16世紀における「木材不足」対策としての「薪節約術」の発明―歴史上の省エネ計画?

昨年7月にベルリンで開催された第4回日独韓奨学生セミナーの報告集が刊行されました。当日の様子は、こちら。数頁足らずの短い小論ですが、ぼくにとっては初めてのドイツ語刊行物ですので、無事に刊行されて嬉しい限りです。

PDFはこちらから。ドイツ語を勉強されている皆様でご関心のある方、時間のある時にでも目を通してもらえたら嬉しいです。

「歴史上の省エネ計画?」と副題にありますが、計画停電や節電で揺れる今の日本の状況にも、ちょっとだけ関連してくるかもしれません。あるいは、原発事故後のエネルギー政策を考える上でも。もちろん、現代の状況と簡単に比較することなどできませんが、物事を歴史的に考えてみる、そのきっかけくらいにはなるかもしれません。「こんな切迫した状況でなにを呑気な!」というご批判は当然あるかと思いますが、そういった批判に曝されることこそ、歴史研究者の仕事であるように思います。
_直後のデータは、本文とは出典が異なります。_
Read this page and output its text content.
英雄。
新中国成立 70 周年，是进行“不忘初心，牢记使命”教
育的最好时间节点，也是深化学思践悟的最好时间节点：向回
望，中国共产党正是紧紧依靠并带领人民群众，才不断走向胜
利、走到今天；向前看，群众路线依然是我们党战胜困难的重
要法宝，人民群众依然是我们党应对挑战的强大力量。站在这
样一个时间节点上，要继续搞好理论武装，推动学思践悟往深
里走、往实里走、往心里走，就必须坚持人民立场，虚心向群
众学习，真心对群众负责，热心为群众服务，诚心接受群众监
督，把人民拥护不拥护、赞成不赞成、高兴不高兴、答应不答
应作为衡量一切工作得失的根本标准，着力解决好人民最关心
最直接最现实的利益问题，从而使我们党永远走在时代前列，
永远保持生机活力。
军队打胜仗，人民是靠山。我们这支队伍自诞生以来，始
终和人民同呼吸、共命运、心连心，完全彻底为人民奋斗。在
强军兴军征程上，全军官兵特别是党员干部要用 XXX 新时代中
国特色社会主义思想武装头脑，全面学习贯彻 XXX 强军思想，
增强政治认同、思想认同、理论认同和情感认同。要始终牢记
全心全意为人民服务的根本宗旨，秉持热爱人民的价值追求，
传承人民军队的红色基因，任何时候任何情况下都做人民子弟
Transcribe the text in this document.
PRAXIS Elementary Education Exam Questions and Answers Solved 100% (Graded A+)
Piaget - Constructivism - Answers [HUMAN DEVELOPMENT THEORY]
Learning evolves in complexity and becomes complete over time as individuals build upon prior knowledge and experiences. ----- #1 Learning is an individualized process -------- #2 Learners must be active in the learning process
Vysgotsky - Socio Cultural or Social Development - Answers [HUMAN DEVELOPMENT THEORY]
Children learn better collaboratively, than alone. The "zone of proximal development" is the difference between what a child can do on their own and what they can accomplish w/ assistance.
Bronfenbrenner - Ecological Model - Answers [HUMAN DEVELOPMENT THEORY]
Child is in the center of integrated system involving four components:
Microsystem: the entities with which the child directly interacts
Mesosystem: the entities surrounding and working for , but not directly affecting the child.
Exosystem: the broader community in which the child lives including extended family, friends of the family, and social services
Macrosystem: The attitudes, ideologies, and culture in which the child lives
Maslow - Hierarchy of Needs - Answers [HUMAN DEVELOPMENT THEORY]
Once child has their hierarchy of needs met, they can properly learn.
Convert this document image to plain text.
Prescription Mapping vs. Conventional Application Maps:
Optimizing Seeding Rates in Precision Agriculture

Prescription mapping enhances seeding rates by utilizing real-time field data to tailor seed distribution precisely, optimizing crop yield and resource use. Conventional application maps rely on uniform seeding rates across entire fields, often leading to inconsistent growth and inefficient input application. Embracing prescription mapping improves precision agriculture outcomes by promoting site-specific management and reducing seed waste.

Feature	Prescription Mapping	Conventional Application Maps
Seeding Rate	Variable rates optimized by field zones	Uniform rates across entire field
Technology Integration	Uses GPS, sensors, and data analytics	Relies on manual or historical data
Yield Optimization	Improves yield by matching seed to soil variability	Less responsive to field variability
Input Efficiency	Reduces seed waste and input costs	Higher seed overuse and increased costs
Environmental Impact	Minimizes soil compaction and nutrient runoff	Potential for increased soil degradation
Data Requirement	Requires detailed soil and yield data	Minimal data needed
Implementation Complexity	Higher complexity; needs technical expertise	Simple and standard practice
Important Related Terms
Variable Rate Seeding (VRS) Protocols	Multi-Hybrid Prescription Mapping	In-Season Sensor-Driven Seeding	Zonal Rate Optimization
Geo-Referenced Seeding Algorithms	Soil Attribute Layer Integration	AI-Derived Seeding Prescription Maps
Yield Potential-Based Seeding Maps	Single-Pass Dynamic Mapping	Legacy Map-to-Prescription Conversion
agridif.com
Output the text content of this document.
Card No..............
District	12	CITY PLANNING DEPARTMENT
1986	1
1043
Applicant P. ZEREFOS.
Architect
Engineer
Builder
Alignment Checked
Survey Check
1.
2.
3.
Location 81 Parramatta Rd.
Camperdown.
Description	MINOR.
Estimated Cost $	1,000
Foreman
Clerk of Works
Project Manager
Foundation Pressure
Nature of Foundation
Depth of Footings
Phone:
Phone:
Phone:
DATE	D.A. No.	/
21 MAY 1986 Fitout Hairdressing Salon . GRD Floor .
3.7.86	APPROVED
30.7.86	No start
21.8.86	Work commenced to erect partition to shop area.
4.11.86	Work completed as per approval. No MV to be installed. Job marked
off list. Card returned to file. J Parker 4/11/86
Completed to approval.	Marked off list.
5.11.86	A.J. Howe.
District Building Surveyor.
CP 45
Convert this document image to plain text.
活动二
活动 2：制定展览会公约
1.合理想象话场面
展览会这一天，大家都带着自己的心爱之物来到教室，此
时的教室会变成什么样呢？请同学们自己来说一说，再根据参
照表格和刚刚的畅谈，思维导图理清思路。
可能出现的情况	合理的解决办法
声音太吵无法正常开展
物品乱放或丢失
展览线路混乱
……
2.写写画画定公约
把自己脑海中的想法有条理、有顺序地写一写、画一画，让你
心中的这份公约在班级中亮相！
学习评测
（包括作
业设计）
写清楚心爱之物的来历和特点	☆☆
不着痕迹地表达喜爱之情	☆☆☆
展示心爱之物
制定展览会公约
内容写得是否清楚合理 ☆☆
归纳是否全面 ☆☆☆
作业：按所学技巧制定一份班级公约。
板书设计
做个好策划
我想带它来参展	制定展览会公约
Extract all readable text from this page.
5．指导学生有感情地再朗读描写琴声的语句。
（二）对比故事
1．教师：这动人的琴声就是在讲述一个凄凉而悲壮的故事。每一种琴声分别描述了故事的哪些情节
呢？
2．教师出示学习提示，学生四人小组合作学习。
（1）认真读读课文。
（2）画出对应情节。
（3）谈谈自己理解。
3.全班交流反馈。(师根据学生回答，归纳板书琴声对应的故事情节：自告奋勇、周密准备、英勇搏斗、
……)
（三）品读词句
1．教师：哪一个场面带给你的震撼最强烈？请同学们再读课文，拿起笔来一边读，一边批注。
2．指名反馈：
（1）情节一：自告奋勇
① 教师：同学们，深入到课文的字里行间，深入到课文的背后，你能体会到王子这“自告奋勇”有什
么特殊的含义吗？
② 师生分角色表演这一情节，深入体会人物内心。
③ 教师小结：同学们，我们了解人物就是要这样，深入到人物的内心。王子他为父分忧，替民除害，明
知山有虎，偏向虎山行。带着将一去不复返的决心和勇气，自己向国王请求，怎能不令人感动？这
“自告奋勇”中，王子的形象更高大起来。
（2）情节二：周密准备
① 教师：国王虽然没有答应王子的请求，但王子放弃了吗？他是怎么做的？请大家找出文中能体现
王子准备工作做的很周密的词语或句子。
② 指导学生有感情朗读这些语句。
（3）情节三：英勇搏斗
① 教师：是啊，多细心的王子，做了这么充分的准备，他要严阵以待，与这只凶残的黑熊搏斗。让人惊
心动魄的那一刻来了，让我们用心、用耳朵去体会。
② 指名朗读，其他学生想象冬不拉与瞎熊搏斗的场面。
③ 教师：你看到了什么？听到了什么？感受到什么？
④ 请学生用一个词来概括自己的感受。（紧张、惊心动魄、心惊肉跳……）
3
それはそうと、「限られたエネルギー資源をいかに節約して利用していくか?」という問いそのものは、近代以前のヨーロッパであれ、現代の日本であれ、人々が集団で暮らす場所では、ずっと変わらずに重要な問題であったわけです。

とはいっても実は、先立って刊行された「16世紀後半における薪節約術の発明とその社会背景」のほうが、この問題についてはより突っ込んで議論をしておりますので、ご関心のある方はそちらをご参照いただければと思います。こちらも、お読みいただけた方で、コメント・ご批判など頂ければ、これまた嬉しい限りです。今後の研究の励みにもなります。どうぞよろしくお願いします。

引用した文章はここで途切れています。